Face à Edith Laure Mbiguidi Oyaya et à son équipe, le chef de l’État a insisté sur la nécessité de mettre en place un système intégré permettant de renforcer la traçabilité des opérations fiscales. L’ambition est de réduire les lourdeurs administratives tout en améliorant l’efficacité de la collecte des recettes.

La nouvelle Directrice générale des Impôts a, pour sa part, présenté un programme axé sur la performance. Celui-ci prévoit notamment une extension de l’assiette fiscale, un meilleur suivi des contribuables et une modernisation des mécanismes de recouvrement afin d’augmenter durablement les ressources de l’État.
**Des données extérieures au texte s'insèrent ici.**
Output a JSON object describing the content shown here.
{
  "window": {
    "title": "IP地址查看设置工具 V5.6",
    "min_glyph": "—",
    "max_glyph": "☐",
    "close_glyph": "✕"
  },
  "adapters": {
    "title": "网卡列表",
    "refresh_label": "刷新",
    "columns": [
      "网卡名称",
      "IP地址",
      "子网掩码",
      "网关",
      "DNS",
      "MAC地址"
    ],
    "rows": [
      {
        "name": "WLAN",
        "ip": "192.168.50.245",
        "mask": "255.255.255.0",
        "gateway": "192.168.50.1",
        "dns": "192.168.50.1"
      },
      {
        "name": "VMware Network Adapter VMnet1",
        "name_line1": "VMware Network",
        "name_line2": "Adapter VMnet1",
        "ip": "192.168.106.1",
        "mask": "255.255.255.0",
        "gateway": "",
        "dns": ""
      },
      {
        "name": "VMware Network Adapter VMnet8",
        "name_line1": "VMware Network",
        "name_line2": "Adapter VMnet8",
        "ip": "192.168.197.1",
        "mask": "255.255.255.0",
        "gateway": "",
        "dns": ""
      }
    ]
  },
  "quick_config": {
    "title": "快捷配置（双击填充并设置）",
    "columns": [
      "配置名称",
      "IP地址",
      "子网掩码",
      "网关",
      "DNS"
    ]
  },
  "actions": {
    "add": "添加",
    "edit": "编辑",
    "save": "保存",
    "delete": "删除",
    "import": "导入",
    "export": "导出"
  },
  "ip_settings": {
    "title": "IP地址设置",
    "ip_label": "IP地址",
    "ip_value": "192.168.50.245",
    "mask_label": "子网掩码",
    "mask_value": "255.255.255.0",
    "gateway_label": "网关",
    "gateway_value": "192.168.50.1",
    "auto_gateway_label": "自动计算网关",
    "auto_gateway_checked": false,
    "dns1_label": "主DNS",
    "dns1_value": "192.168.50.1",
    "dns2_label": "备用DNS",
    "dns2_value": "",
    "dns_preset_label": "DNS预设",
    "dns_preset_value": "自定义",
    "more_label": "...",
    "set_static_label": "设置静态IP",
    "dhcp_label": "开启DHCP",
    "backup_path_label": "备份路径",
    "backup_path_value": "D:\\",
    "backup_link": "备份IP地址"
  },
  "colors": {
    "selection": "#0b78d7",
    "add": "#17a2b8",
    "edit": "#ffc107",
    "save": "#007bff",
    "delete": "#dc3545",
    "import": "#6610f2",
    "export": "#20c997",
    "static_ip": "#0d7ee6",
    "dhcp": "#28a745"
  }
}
Dans un contexte où de nombreux pays africains cherchent à réduire leur dépendance aux revenus extérieurs, Libreville entend faire de la fiscalité un moteur de souveraineté économique. Les autorités estiment que des finances publiques plus solides permettront d’accompagner les grands projets de développement engagés depuis la transition.

Le président gabonais a conclu en appelant les responsables de l’administration fiscale à inscrire leur action dans une logique de résultats. Pour lui, la réussite de cette réforme constituera un indicateur majeur de la capacité de l’État à moderniser son fonctionnement et à répondre aux attentes des citoyens.